Chapter 4: Terrain Objects


The Role of Non-Airplane Objects in a Flight Simulator

Just because you are developing a flight sim, doesn't mean that you will only be modeling airplanes. Even the most realistic airplane models can't stay in the air forever. They need airfields and/or aircraft carriers to land on. And who wants to fly over a barren landscape all day long? A richly populated world can add a great deal of immersion to even the most pure flight sim. Terrain objects can be just about anything that doesn't fly: control towers, hangars, support buildings, bridges, trains, trucks, cargo vessels, naval ships, submarines, trees, hedges... you name it, you can build it and put it into your Targetware flight simulator.



Terrain Objects in General

The process of building, texturing, and animating terrain objects is largely identical to that of building an airplane. Obviously, you won't be building control positions (cockpits, bombadier stations) unless you are going to make your object 'flyable', so you all you need is an external model. Of course, you'll still want to use good fundamental modeling techniques whenever possible: no shared edges without shared vertexes, accurate 1:1 scale, etc.

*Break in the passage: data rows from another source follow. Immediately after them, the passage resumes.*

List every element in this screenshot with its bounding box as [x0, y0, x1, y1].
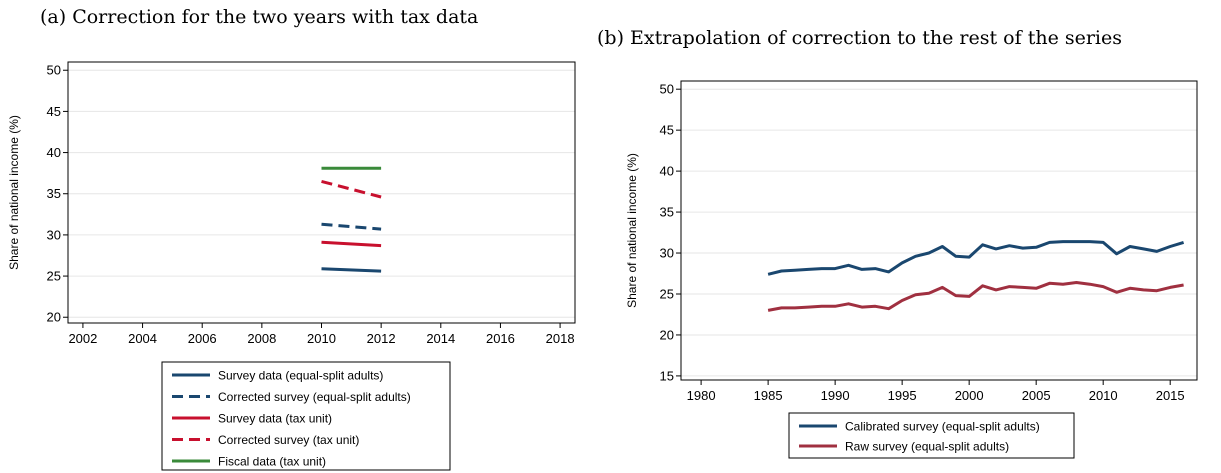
- x-tick-label: 2010: [307, 331, 336, 346]
- chart-panel-b: 15 20 25 30 35 40 45 50 1980 1985 1990 1995 2000 2005…: [625, 80, 1198, 459]
- x-tick-label: 2000: [955, 388, 984, 403]
- legend-box: [161, 361, 451, 471]
- y-tick-label: 25: [660, 286, 674, 301]
- legend: Calibrated survey (equal-split adults) Ra…: [788, 412, 1075, 459]
- x-tick-label: 1980: [687, 388, 716, 403]
- x-tick-label: 2012: [367, 331, 396, 346]
- panel-a-caption: (a) Correction for the two years with ta…: [40, 6, 479, 28]
- legend-label-3: Survey data (tax unit): [218, 412, 332, 426]
- series-line-1: [321, 267, 382, 273]
- plot-area: [67, 61, 576, 324]
- y-tick-label: 30: [47, 227, 61, 242]
- x-tick-label: 2008: [247, 331, 276, 346]
- x-tick-label: 2016: [486, 331, 515, 346]
- y-tick-label: 20: [47, 310, 61, 325]
- y-tick-label: 25: [47, 269, 61, 284]
- y-tick-label: 20: [660, 327, 674, 342]
- x-tick-label: 2006: [188, 331, 217, 346]
- x-tick-label: 2015: [1156, 388, 1185, 403]
- y-tick-label: 40: [47, 145, 61, 160]
- y-tick-label: 35: [660, 205, 674, 220]
- x-tick-label: 2010: [1089, 388, 1118, 403]
- legend-box: [788, 412, 1075, 459]
- x-tick-label: 2002: [68, 331, 97, 346]
- legend-label-2: Corrected survey (equal-split adults): [218, 390, 411, 404]
- x-tick-label: 2014: [426, 331, 455, 346]
- x-tick-label: 1985: [754, 388, 783, 403]
- legend: Survey data (equal-split adults) Correcte…: [161, 361, 451, 471]
- plot-frame: [680, 80, 1198, 381]
- x-tick-label: 1995: [888, 388, 917, 403]
- y-axis-title: Share of national income (%): [7, 115, 21, 270]
- y-tick-label: 15: [660, 368, 674, 383]
- x-tick-label: 2004: [128, 331, 157, 346]
- series-line-2: [321, 222, 382, 231]
- legend-label-5: Fiscal data (tax unit): [218, 455, 326, 469]
- plot-area: [680, 80, 1198, 381]
- series-line-3: [321, 240, 382, 248]
- chart-panel-a: 20 25 30 35 40 45 50 2002 2004 2006 2008 2010 2012 20…: [7, 61, 576, 471]
- y-axis-title: Share of national income (%): [625, 153, 639, 308]
- x-tick-label: 1990: [821, 388, 850, 403]
- y-tick-label: 30: [660, 246, 674, 261]
- y-tick-label: 45: [47, 104, 61, 119]
- series-line-1: [767, 240, 1185, 276]
- series-line-4: [321, 179, 382, 199]
- legend-label-4: Corrected survey (tax unit): [218, 433, 359, 447]
- y-tick-label: 40: [660, 164, 674, 179]
- y-tick-label: 50: [47, 63, 61, 78]
- x-tick-label: 2018: [546, 331, 575, 346]
- y-tick-label: 50: [660, 82, 674, 97]
- legend-label-2: Raw survey (equal-split adults): [845, 440, 1009, 454]
- legend-label-1: Survey data (equal-split adults): [218, 369, 383, 383]
- legend-label-1: Calibrated survey (equal-split adults): [845, 420, 1040, 434]
- series-line-2: [767, 281, 1184, 312]
- x-tick-label: 2005: [1022, 388, 1051, 403]
- panel-b-caption: (b) Extrapolation of correction to the r…: [597, 27, 1122, 49]
- y-tick-label: 45: [660, 123, 674, 138]
- plot-frame: [67, 61, 576, 324]
- y-tick-label: 35: [47, 186, 61, 201]
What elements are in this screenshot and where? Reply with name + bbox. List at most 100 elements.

For some terrain objects, the external model might be a single 3D mesh. For others, it might be made up of several components, just as the airplanes are. For example, an anti-aircraft gun might be composed of the following parts: a base (fixed), the gun mount (swivels), the barrel assembly (swivels and elevates), one or more gunners, and a surrounding revetment. An aircraft carrier or battleship might consists of a large hull, and many animated guns. But a fuel tank that has no moving parts could easily be done as a single object.